Save: (if substitute it with constants from definitions above)
w_h = tf.Variable(tf.zeros([1, 5],name="w_h"))
b_h = tf.Variable(tf.zeros([1, 5],name="b_h"))
w_o = tf.Variable(tf.zeros([5,1],name="w_o"))
b_o = tf.Variable(tf.zeros([1, 1],name="b_o"))
Restore:
w_h = tf.Variable(np.arange(10).reshape(1, 10), dtype=tf.float32, name='w_h')
b_h = tf.Variable(np.arange(10).reshape(1, 10), dtype=tf.float32, name='b_h')
w_o = tf.Variable(np.arange(10).reshape(10, 1), dtype=tf.float32, name='w_o')
b_o = tf.Variable(np.arange(1).reshape(1, 1), dtype=tf.float32, name='b_o')
To prevent these types of problems, try to use functions for training and inference so all your code will same variables and constants.

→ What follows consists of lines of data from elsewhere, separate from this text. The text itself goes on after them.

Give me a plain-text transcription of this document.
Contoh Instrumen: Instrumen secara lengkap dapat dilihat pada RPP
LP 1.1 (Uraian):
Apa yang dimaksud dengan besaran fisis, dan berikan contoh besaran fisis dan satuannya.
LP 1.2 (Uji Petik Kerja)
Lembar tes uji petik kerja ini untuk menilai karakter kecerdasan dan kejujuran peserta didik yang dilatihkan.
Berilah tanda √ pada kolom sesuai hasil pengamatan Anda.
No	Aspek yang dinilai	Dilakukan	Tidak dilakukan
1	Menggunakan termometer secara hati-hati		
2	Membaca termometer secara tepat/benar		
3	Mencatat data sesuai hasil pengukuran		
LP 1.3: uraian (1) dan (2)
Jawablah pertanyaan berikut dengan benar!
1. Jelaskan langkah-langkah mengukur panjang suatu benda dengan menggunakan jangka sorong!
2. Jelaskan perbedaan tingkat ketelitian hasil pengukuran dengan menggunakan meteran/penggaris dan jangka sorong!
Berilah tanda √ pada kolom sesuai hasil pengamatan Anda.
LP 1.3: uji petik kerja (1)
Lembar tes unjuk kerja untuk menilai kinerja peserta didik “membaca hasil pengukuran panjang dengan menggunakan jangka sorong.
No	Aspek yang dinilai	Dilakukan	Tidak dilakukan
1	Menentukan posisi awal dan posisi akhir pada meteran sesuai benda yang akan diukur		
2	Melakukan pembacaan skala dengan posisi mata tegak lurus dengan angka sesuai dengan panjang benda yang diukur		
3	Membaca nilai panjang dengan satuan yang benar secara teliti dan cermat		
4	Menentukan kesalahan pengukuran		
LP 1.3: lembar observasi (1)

You are creating two sets of weights, once globally and second time when you call init_weights. The second set of variables is the one that's getting optimized, but both sets are saved.
In your eval code, you are creating this set of variables once, so your restore only restores the first set, which has not been modified after initialization.
The solution is to either factor out model creation code so that exactly same graph is created during training and during eval, or to use meta_graph which will recreate graph structure during restore.